CBPR principles should be incorporated into all aspects of sanitation research and programming. This will ensure local stakeholders and community leaders—especially the socially vulnerable and most affected groups such as women—are engaged in a meaningful way, leading to equitable development of effective interventions with a much higher potential for uptake. Moreover, by equitably involving relevant community stakeholders and ensuring their expertise is valued as much as that of academic researchers, interventions can be enriched exponentially while making progress towards a decolonial practice of global public health with shared ownership and decision-making.
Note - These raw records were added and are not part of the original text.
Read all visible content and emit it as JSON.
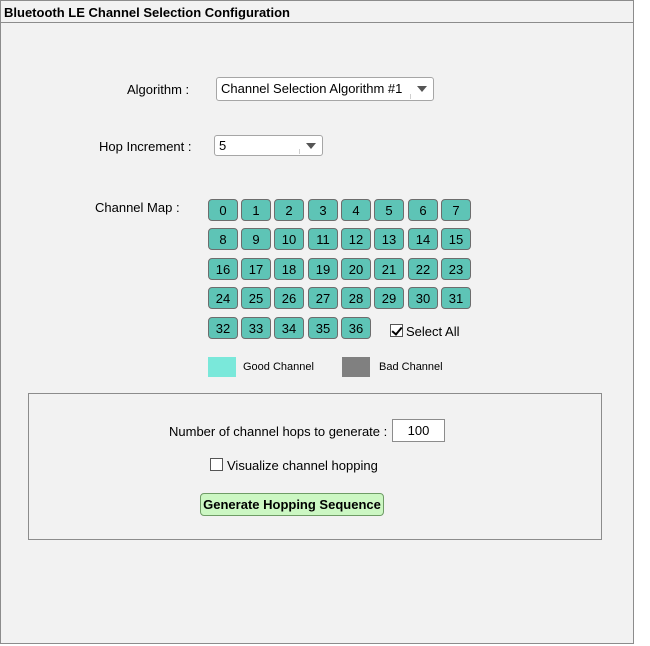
{
  "window": {
    "title": "Bluetooth LE Channel Selection Configuration"
  },
  "algorithm": {
    "label": "Algorithm  :",
    "value": "Channel Selection Algorithm #1"
  },
  "hop_increment": {
    "label": "Hop Increment  :",
    "value": "5"
  },
  "channel_map": {
    "label": "Channel Map  :",
    "channels": [
      "0",
      "1",
      "2",
      "3",
      "4",
      "5",
      "6",
      "7",
      "8",
      "9",
      "10",
      "11",
      "12",
      "13",
      "14",
      "15",
      "16",
      "17",
      "18",
      "19",
      "20",
      "21",
      "22",
      "23",
      "24",
      "25",
      "26",
      "27",
      "28",
      "29",
      "30",
      "31",
      "32",
      "33",
      "34",
      "35",
      "36"
    ],
    "select_all_label": "Select All",
    "select_all_checked": true
  },
  "legend": {
    "good_label": "Good Channel",
    "bad_label": "Bad Channel",
    "good_color": "#7ae8da",
    "bad_color": "#808080"
  },
  "hops": {
    "label": "Number of channel hops to generate :",
    "value": "100"
  },
  "visualize": {
    "label": "Visualize channel hopping",
    "checked": false
  },
  "generate_button": {
    "label": "Generate Hopping Sequence"
  }
}
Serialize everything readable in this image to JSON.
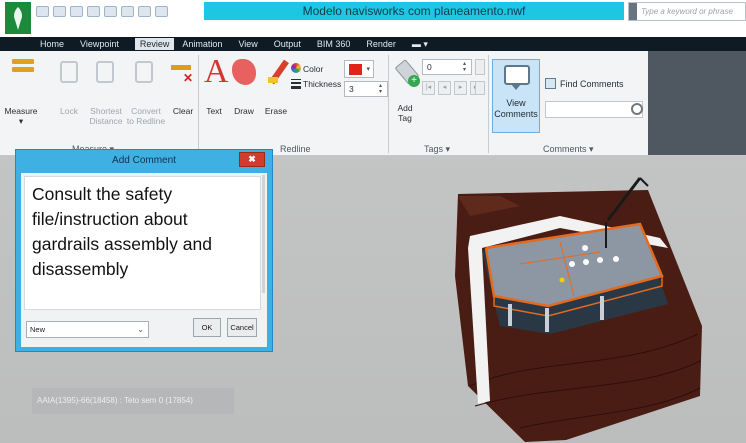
{
  "window": {
    "title": "Modelo navisworks com planeamento.nwf",
    "search_placeholder": "Type a keyword or phrase"
  },
  "tabs": [
    {
      "label": "Home"
    },
    {
      "label": "Viewpoint"
    },
    {
      "label": "Review",
      "active": true
    },
    {
      "label": "Animation"
    },
    {
      "label": "View"
    },
    {
      "label": "Output"
    },
    {
      "label": "BIM 360"
    },
    {
      "label": "Render"
    },
    {
      "label": "▬ ▾"
    }
  ],
  "ribbon": {
    "measure": {
      "measure": "Measure",
      "lock": "Lock",
      "shortest_distance": "Shortest\nDistance",
      "convert_to_redline": "Convert\nto Redline",
      "clear": "Clear",
      "panel_label": "Measure ▾"
    },
    "redline": {
      "text": "Text",
      "draw": "Draw",
      "erase": "Erase",
      "color_label": "Color",
      "thickness_label": "Thickness",
      "thickness_value": "3",
      "color_value": "#e2231a",
      "panel_label": "Redline"
    },
    "tags": {
      "add_tag": "Add\nTag",
      "tag_value": "0",
      "panel_label": "Tags ▾"
    },
    "comments": {
      "view_comments": "View\nComments",
      "find_comments": "Find Comments",
      "panel_label": "Comments ▾"
    }
  },
  "viewport": {
    "status_text": "AAIA(1395)-66(18458) : Teto sem 0 (17854)"
  },
  "dialog": {
    "title": "Add Comment",
    "close_label": "✖",
    "comment_text": "Consult the safety\nfile/instruction about\ngardrails assembly and\ndisassembly",
    "status_value": "New",
    "ok_label": "OK",
    "cancel_label": "Cancel"
  }
}
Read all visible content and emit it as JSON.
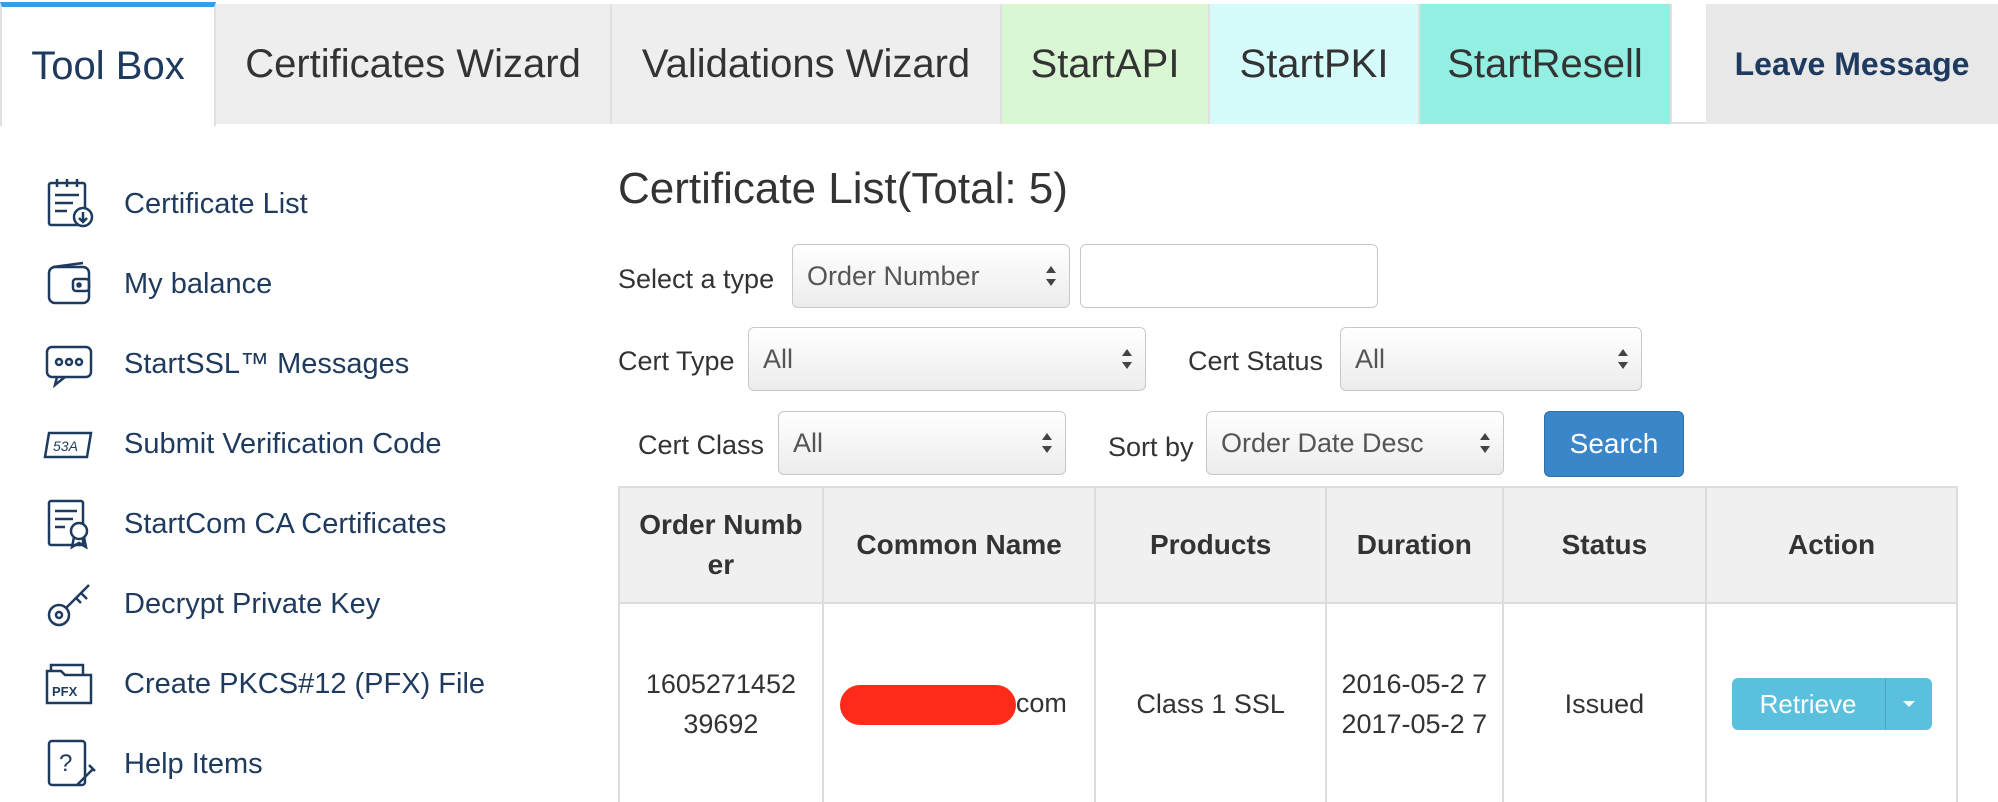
{
  "tabs": [
    {
      "label": "Tool Box",
      "color": "#ffffff"
    },
    {
      "label": "Certificates Wizard",
      "color": "#eeeeee"
    },
    {
      "label": "Validations Wizard",
      "color": "#eeeeee"
    },
    {
      "label": "StartAPI",
      "color": "#d9f7d2"
    },
    {
      "label": "StartPKI",
      "color": "#d6fbfb"
    },
    {
      "label": "StartResell",
      "color": "#94efe3"
    },
    {
      "label": "Leave Message",
      "color": "#e8e8e8"
    }
  ],
  "sidebar": {
    "items": [
      {
        "label": "Certificate List",
        "icon": "certificate-list-icon"
      },
      {
        "label": "My balance",
        "icon": "wallet-icon"
      },
      {
        "label": "StartSSL™ Messages",
        "icon": "message-icon"
      },
      {
        "label": "Submit Verification Code",
        "icon": "verification-code-icon"
      },
      {
        "label": "StartCom CA Certificates",
        "icon": "ca-certificate-icon"
      },
      {
        "label": "Decrypt Private Key",
        "icon": "key-icon"
      },
      {
        "label": "Create PKCS#12 (PFX) File",
        "icon": "pfx-folder-icon"
      },
      {
        "label": "Help Items",
        "icon": "help-icon"
      }
    ]
  },
  "main": {
    "title": "Certificate List(Total: 5)",
    "filters": {
      "select_type_label": "Select a type",
      "select_type_value": "Order Number",
      "search_value": "",
      "cert_type_label": "Cert Type",
      "cert_type_value": "All",
      "cert_status_label": "Cert Status",
      "cert_status_value": "All",
      "cert_class_label": "Cert Class",
      "cert_class_value": "All",
      "sort_by_label": "Sort by",
      "sort_by_value": "Order Date Desc",
      "search_button": "Search"
    },
    "table": {
      "headers": [
        "Order Numb er",
        "Common Name",
        "Products",
        "Duration",
        "Status",
        "Action"
      ],
      "rows": [
        {
          "order_number": "1605271452 39692",
          "common_name_suffix": "com",
          "product": "Class 1 SSL",
          "duration_start": "2016-05-2 7",
          "duration_end": "2017-05-2 7",
          "status": "Issued",
          "action": "Retrieve"
        }
      ]
    }
  },
  "colors": {
    "accent": "#3a86c8",
    "retrieve": "#5bc0de",
    "nav_text": "#1e3a5f",
    "redaction": "#ff2a1a"
  }
}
Engaging Faith Leaders [57, 58]

As part of the CBPR, it is critical to engage spiritual, faith, and religious leaders for effective implementation and uptake of sanitation interventions. As trusted members of the local communities, these leaders can provide the necessary social capital and rally support for sanitation interventions to make them more acceptable to the community; hence, enabling potentially higher uptake of the sanitation interventions.

Conclusion

In conclusion, sanitation research and practice community can play a significant role in advancing global health equity through culturally sensitive interventions that account for sociocultural determinants of sanitation practice. For effective COVID-19 mitigation and equitable sanitation programming in a post-COVID-19 world, it is imperative to understand local cultural context, meaningfully engage local communities across the intervention lifecycle, and integrate sociocultural determinants of sanitation in research, policies, programs, and practices, despite the hyperlocal nature and diversity of sanitation. As we look to reevaluate our approaches to global public health, including sanitation, this is an excellent opportunity to reflect and move forward with an intentionally decolonial research and practice that is rooted in global health equity, fairness, and justice.